Using antimalarials to treat osteoporosis

C&I Issue 11, 2023

Read time: 1-2 mins


AI identifies an effective secondary use for an artemisinin derivative.

Chinese researchers have used AI algorithms to show that an antimalarial drug could treat osteoporosis. In studies on mice, the drug appeared to reverse bone loss related to the disease.

In the search to find new applications for known drugs, Zhengwei Xie and colleagues from Peking University International Cancer Institute developed a machine learning algorithm to investigate how small-molecule drugs affect gene expression. In this case, they used it to see how effectively selected small-molecule drugs reversed changes to gene expression associated with osteoporosis. Specifically, they looked at what compounds altered genes involved in the differentiation of bone marrow mesenchymal stem cells (BMMSCs).

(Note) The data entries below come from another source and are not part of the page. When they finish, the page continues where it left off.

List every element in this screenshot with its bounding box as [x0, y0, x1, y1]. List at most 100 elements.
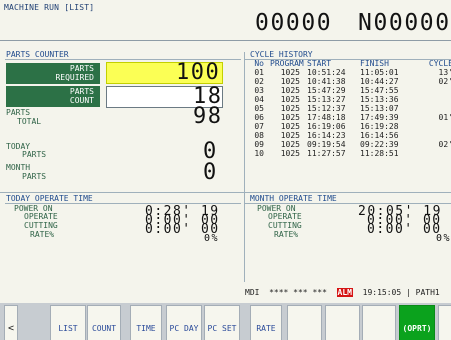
parts-total-label-1: PARTS — [6, 108, 31, 117]
sequence-number: N00000 — [358, 10, 451, 36]
cycle-cell-no: 08 — [254, 131, 264, 140]
cycle-cell-finish: 15:47:55 — [360, 86, 399, 95]
parts-counter-heading: PARTS COUNTER — [6, 50, 69, 59]
program-number: 00000 — [255, 10, 333, 36]
softkey-oprt[interactable]: (OPRT) — [399, 305, 435, 340]
cycle-cell-start: 11:27:57 — [307, 149, 346, 158]
alarm-indicator: ALM — [336, 288, 353, 297]
cycle-cell-finish: 11:28:51 — [360, 149, 399, 158]
month-cutting-value: 0:00' 00 — [367, 222, 442, 237]
today-operate-label: OPERATE — [24, 212, 58, 221]
cnc-screen: MACHINE RUN [LIST] 00000 N00000 PARTS CO… — [0, 0, 451, 340]
cycle-cell-no: 02 — [254, 77, 264, 86]
month-parts-label-1: MONTH — [6, 163, 31, 172]
cycle-cell-start: 16:19:06 — [307, 122, 346, 131]
cycle-cell-finish: 17:49:39 — [360, 113, 399, 122]
cycle-cell-program: 1025 — [280, 68, 300, 77]
cycle-cell-finish: 15:13:07 — [360, 104, 399, 113]
cycle-cell-program: 1025 — [280, 149, 300, 158]
status-stars: **** *** *** — [269, 288, 327, 297]
cycle-cell-program: 1025 — [280, 131, 300, 140]
parts-required-value: 100 — [176, 60, 221, 85]
cycle-cell-start: 15:12:37 — [307, 104, 346, 113]
cycle-cell-no: 07 — [254, 122, 264, 131]
cycle-cell-program: 1025 — [280, 122, 300, 131]
cycle-cell-program: 1025 — [280, 86, 300, 95]
cycle-cell-cycle: 02' — [438, 140, 451, 149]
cycle-cell-finish: 16:14:56 — [360, 131, 399, 140]
cycle-cell-finish: 10:44:27 — [360, 77, 399, 86]
today-parts-label-2: PARTS — [22, 150, 47, 159]
section-divider — [0, 192, 451, 193]
softkey-blank-7[interactable] — [287, 305, 322, 340]
month-rate-label: RATE% — [274, 230, 299, 239]
softkey-time[interactable]: TIME — [130, 305, 162, 340]
today-rate-label: RATE% — [30, 230, 55, 239]
softkey-blank-9[interactable] — [362, 305, 396, 340]
month-parts-value: 0 — [203, 160, 218, 185]
softkey-pc-day[interactable]: PC DAY — [166, 305, 202, 340]
cycle-cell-program: 1025 — [280, 77, 300, 86]
cycle-cell-start: 09:19:54 — [307, 140, 346, 149]
cycle-cell-no: 04 — [254, 95, 264, 104]
cycle-cell-no: 06 — [254, 113, 264, 122]
cycle-cell-program: 1025 — [280, 113, 300, 122]
month-rate-value: 0% — [436, 233, 451, 244]
parts-count-label: PARTS COUNT — [6, 86, 100, 107]
cycle-cell-program: 1025 — [280, 140, 300, 149]
screen-title: MACHINE RUN [LIST] — [4, 3, 95, 12]
cycle-cell-program: 1025 — [280, 95, 300, 104]
softkey-bar: < LIST COUNT TIME PC DAY PC SET RATE (OPRT) — [0, 303, 451, 340]
softkey-list[interactable]: LIST — [50, 305, 86, 340]
col-finish: FINISH — [360, 59, 389, 68]
cycle-cell-start: 15:47:29 — [307, 86, 346, 95]
softkey-blank-8[interactable] — [325, 305, 360, 340]
softkey-count[interactable]: COUNT — [87, 305, 121, 340]
col-cycle: CYCLE — [428, 59, 451, 68]
cycle-cell-cycle: 02' — [438, 77, 451, 86]
status-bar: MDI **** *** *** ALM 19:15:05 | PATH1 — [245, 287, 440, 299]
cycle-cell-finish: 11:05:01 — [360, 68, 399, 77]
parts-required-label: PARTS REQUIRED — [6, 63, 100, 84]
cycle-cell-no: 01 — [254, 68, 264, 77]
cycle-cell-start: 10:51:24 — [307, 68, 346, 77]
separator: | — [405, 288, 411, 297]
cycle-cell-cycle: 13' — [438, 68, 451, 77]
cycle-cell-start: 17:48:18 — [307, 113, 346, 122]
today-operate-heading: TODAY OPERATE TIME — [6, 194, 93, 203]
parts-total-value: 98 — [193, 104, 223, 129]
softkey-pc-set[interactable]: PC SET — [204, 305, 240, 340]
softkey-rate[interactable]: RATE — [250, 305, 282, 340]
title-bar: MACHINE RUN [LIST] 00000 N00000 — [0, 0, 451, 41]
cycle-cell-no: 03 — [254, 86, 264, 95]
cycle-cell-finish: 15:13:36 — [360, 95, 399, 104]
month-operate-label: OPERATE — [268, 212, 302, 221]
cycle-history-table: No PROGRAM START FINISH CYCLE 01 1025 10:5… — [250, 58, 451, 192]
parts-total-label-2: TOTAL — [17, 117, 42, 126]
col-no: No — [254, 59, 264, 68]
cycle-cell-finish: 16:19:28 — [360, 122, 399, 131]
cycle-cell-start: 15:13:27 — [307, 95, 346, 104]
softkey-back[interactable]: < — [4, 305, 18, 340]
cycle-cell-start: 10:41:38 — [307, 77, 346, 86]
cycle-history-row: 10 1025 11:27:57 11:28:51 — [250, 150, 451, 159]
vertical-divider — [244, 52, 245, 282]
month-operate-heading: MONTH OPERATE TIME — [250, 194, 337, 203]
cycle-cell-start: 16:14:23 — [307, 131, 346, 140]
cycle-cell-no: 05 — [254, 104, 264, 113]
month-parts-label-2: PARTS — [22, 172, 47, 181]
col-start: START — [307, 59, 332, 68]
mode-indicator: MDI — [245, 288, 260, 297]
cycle-cell-finish: 09:22:39 — [360, 140, 399, 149]
month-cutting-label: CUTTING — [268, 221, 302, 230]
today-rate-value: 0% — [204, 233, 220, 244]
cycle-cell-program: 1025 — [280, 104, 300, 113]
softkey-blank-11[interactable] — [438, 305, 451, 340]
col-program: PROGRAM — [270, 59, 304, 68]
path-indicator: PATH1 — [415, 288, 440, 297]
cycle-cell-cycle: 01' — [438, 113, 451, 122]
clock: 19:15:05 — [362, 288, 402, 297]
cycle-cell-no: 09 — [254, 140, 264, 149]
cycle-cell-no: 10 — [254, 149, 264, 158]
today-cutting-label: CUTTING — [24, 221, 58, 230]
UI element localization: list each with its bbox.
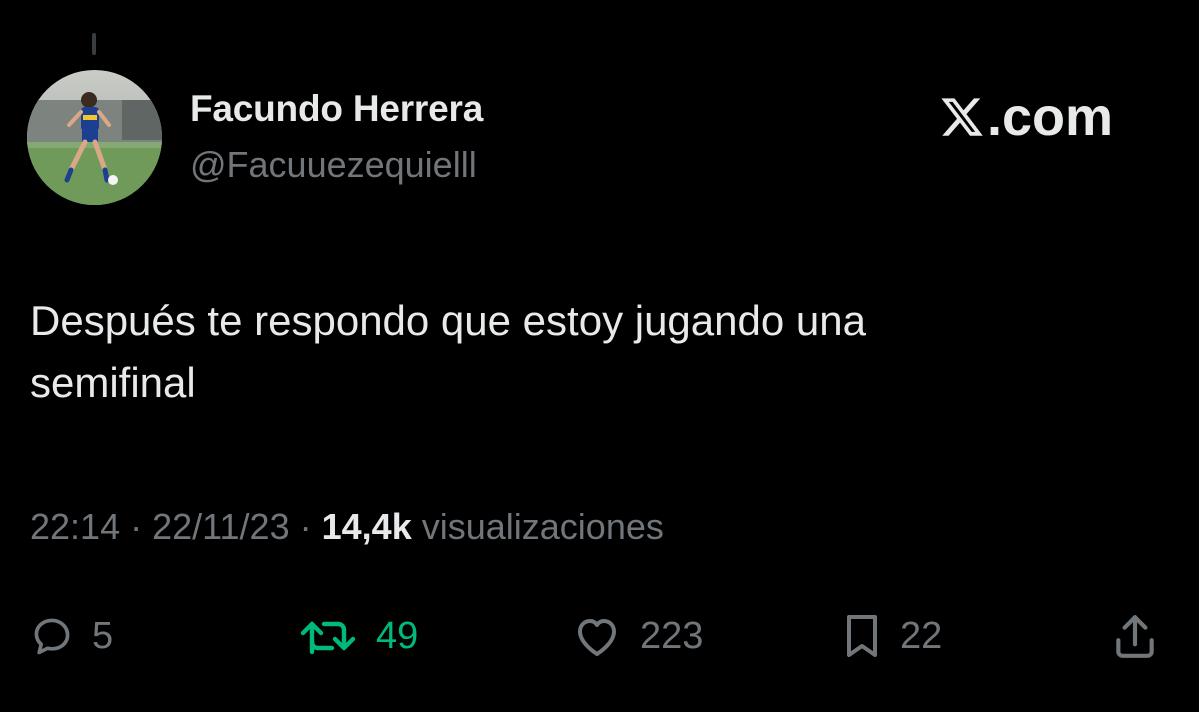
like-button[interactable]: 223 bbox=[572, 606, 703, 666]
brand-watermark: .com bbox=[939, 86, 1113, 148]
tweet-text: Después te respondo que estoy jugando un… bbox=[30, 290, 1150, 414]
meta-separator: · bbox=[299, 506, 312, 547]
reply-button[interactable]: 5 bbox=[30, 606, 113, 666]
author-handle[interactable]: @Facuuezequielll bbox=[190, 144, 477, 186]
author-display-name[interactable]: Facundo Herrera bbox=[190, 88, 483, 130]
avatar[interactable] bbox=[27, 70, 162, 205]
x-logo-icon bbox=[941, 98, 983, 136]
brand-text: .com bbox=[986, 87, 1113, 147]
top-divider-mark bbox=[92, 33, 96, 55]
views-count[interactable]: 14,4k bbox=[322, 506, 412, 547]
share-icon bbox=[1116, 615, 1154, 658]
tweet-time[interactable]: 22:14 bbox=[30, 506, 120, 547]
views-label: visualizaciones bbox=[421, 506, 664, 547]
bookmark-button[interactable]: 22 bbox=[842, 606, 942, 666]
reply-icon bbox=[34, 618, 70, 655]
action-bar: 5 49 223 22 bbox=[0, 606, 1199, 666]
tweet-meta: 22:14 · 22/11/23 · 14,4k visualizaciones bbox=[30, 506, 664, 548]
bookmark-icon bbox=[847, 615, 877, 657]
tweet-text-line: semifinal bbox=[30, 359, 196, 406]
bookmark-count: 22 bbox=[900, 614, 943, 657]
tweet-text-line: Después te respondo que estoy jugando un… bbox=[30, 297, 866, 344]
reply-count: 5 bbox=[92, 614, 114, 657]
tweet-date[interactable]: 22/11/23 bbox=[152, 506, 289, 547]
avatar-image bbox=[27, 70, 162, 205]
share-button[interactable] bbox=[1112, 606, 1158, 666]
retweet-icon bbox=[300, 621, 356, 655]
meta-separator: · bbox=[130, 506, 143, 547]
like-count: 223 bbox=[640, 614, 704, 657]
retweet-button[interactable]: 49 bbox=[298, 606, 418, 666]
heart-icon bbox=[578, 619, 616, 656]
retweet-count: 49 bbox=[376, 614, 419, 657]
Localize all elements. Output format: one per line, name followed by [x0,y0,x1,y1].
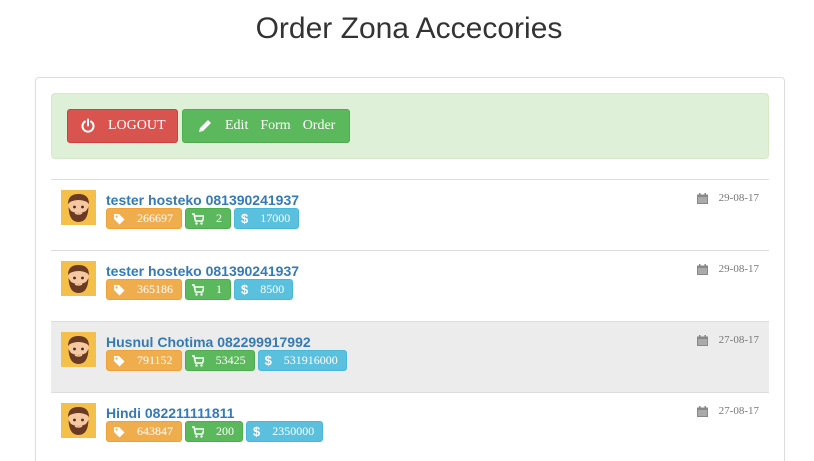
calendar-icon [696,192,708,204]
logout-label: LOGOUT [108,118,166,133]
price-badge: $ 8500 [234,279,294,300]
order-code: 266697 [137,211,173,225]
avatar [61,403,96,438]
order-badges: 365186 1 $ 8500 [106,279,294,300]
page-title: Order Zona Accecories [255,12,563,45]
order-date: 27-08-17 [696,405,759,417]
price-badge: $ 531916000 [257,350,347,371]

BMMSCs are the precursors of osteoblasts, cells, which create new bone tissue in areas that are growing or need repair. In people with osteoporosis, osteoblasts tend to turn into fat-creating cells while osteoclasts, cells, which dissolve and break down old or damaged bone cells, become overactive. Current treatments for osteoporosis focus mainly on inhibiting osteoclasts but more recently researchers have been looking at whether osteoblasts could be reprogrammed to build bone again.

The program predicted that one of the best compounds at reversing gene effects associated with osteoporosis would be dihydroartemisinin (DHA), a derivative of a compound called artemisinin found in the sweet wormwood plant (ACS Cent. Sci., doi: 10.1021/acscentsci.3c00794) and a traditional Chinese medicine. Several artemisinin-derived compounds are recommended for malaria treatment by the World Health Organization as part of combination therapies.

When mice with induced osteoporosis were fed DHA extract daily for six weeks, the researchers found significantly reduced bone loss in their femurs and nearly completely preserved bone structure.

They also experimented with injections of DHA-loaded nanoparticles once a week for eight weeks and found that bones of mice with osteoporosis that received the treatment were similar to those of the control group. Further testing suggested that DHA interacted with BMMSCs to boost osteoblast production.